2. Have lunch or dinner at La Scala in Oia.
This casual restaurant does the best appetizers – tzatziki, eggplant salad, smoked herring fillet and zucchini quiche were amazing (believe us, with 7 nights on the island, we tried lots of eateries!). Avoid the mains, as they are so-so. Order 4-6 appetizers and go to town on them :-)
3. Have spaghetti at Selene in Pygros, and buy local produce from its tiny deli.
Selene’s all day cafe / wine bar has a nice little menu. My favourite item was the spaghetti with tomatoes and basil, so simple yet out of this world delicious! The calamari was amazingly fresh too. The meatballs sandwich was tasty as well. We bought several bottles of 3-Euro locally-grown organic olive oil from the attached deli, as well as 5-year-old Santorini balsamic vinegar.
4. Rent a zippy little car to get around, or if you’re a daredevil, an ATV buggy.

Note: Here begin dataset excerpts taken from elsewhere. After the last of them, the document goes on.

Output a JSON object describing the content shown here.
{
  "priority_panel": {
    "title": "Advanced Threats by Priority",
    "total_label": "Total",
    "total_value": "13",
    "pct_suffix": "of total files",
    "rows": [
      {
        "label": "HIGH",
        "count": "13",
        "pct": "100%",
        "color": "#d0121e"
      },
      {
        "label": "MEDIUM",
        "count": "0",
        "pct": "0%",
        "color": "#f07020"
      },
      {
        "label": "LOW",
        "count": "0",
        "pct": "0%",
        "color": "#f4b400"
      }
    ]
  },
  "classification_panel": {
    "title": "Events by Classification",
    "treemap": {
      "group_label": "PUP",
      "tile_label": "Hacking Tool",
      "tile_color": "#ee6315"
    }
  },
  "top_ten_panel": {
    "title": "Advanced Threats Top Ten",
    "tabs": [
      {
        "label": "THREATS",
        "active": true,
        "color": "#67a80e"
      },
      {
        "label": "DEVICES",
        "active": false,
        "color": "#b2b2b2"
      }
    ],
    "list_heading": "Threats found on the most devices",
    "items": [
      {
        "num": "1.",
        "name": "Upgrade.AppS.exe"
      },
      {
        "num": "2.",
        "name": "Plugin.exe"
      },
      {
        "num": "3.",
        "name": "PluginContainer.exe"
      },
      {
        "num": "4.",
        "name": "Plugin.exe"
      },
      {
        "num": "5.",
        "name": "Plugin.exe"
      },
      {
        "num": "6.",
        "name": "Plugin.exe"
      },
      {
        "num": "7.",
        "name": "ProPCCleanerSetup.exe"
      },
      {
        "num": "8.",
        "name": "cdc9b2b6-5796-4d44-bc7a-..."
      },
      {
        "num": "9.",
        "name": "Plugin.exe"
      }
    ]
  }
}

Taxis are not readily available on the island, and buses can be very full in summer, so driving or buggying would be the best and most liberating ways of seeing the rest of the island. ATV buggies are great if you want to catch some sun and are assured of your riding skills :-) We recommend Vazeos Rental in Oia, which was in turn recommended to us by our villa owners. Apparently their vehicles are well-maintained – and true enough we had no issues whatsoever with our Smart Cabrio rental.
5. Venture into Fira for Naoussa’s moussaka.
Naoussa is on Lonely Planet’s recommended list, so lots of tourists visit this relatively-hard-to-find restaurant in Fira. Service here is very warm and efficient, and food was decently tasty. The star – and reason to go – is the moussaka. The waiter proudly said they make the best moussaka in Santorini and at first we were skeptical – over the next few days we come to realize he wasn’t kidding!